Schiffman views sees parallels between Care.com and Angi, the home-provider company that saw $387 million in revenue during the latest quarter, up from $343.6 million a year prior. The focus for Angi is driving more business within the platform, so that consumers book fixed-price services with the company instead of merely being matched with providers and then paying the providers independently.

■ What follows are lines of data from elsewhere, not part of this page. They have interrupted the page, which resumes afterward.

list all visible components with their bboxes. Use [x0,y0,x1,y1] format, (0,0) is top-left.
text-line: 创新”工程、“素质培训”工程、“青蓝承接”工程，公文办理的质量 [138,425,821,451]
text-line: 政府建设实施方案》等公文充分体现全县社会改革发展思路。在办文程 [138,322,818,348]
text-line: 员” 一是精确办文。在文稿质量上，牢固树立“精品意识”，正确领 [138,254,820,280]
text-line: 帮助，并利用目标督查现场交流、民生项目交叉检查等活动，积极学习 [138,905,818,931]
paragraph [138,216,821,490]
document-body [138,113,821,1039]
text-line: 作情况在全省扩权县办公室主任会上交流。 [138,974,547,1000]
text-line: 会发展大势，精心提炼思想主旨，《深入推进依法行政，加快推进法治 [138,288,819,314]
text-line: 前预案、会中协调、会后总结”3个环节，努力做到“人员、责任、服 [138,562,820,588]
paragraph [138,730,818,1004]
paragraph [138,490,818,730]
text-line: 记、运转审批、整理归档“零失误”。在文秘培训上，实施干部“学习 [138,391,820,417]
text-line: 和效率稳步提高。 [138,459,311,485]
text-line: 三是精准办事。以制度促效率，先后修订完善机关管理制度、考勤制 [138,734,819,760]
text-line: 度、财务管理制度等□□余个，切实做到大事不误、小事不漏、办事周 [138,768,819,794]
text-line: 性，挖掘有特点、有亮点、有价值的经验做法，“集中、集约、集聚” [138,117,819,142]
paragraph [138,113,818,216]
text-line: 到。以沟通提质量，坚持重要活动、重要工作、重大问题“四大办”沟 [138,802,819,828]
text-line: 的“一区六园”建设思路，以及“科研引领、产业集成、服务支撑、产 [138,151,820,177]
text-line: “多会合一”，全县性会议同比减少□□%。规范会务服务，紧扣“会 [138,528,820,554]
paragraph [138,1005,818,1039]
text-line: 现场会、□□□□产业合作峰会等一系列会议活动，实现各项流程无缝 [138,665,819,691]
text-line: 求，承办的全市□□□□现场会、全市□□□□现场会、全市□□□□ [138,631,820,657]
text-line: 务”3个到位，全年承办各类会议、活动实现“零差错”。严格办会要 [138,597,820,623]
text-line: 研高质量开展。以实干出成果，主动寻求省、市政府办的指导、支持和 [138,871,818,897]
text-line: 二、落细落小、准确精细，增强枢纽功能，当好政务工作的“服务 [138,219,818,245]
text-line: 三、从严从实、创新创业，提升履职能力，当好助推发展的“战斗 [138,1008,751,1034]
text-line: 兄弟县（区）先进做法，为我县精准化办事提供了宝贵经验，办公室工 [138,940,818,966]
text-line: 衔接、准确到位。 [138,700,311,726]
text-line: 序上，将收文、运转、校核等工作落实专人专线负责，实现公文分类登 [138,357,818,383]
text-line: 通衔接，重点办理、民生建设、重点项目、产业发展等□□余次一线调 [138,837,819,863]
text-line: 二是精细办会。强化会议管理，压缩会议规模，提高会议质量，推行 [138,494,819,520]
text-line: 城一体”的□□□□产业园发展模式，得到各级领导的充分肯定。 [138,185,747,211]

Angi has benefited from growing demand for home-improvement work during the pandemic as people sought to improve their lives around the house, even amid a shortage of suppliers. While Angi Chief Executive Oisin Hanrahan acknowledges that people could start spending money on travel and other areas once the economy reopens, he expects growing homeownership and the increasing digitization of the home-improvement search process to offset the travel boom.

“People can’t buy new homes fast enough, meaning they have to buy older homes that need renovations,” Hanrahan told MarketWatch, adding that he expects millennials to be the largest buyer of homes over the next 18 to 24 months.

For April, IAC disclosed that Angi saw 25% revenue growth, while Vimeo saw 46% total revenue growth and Dotdash saw 67% growth.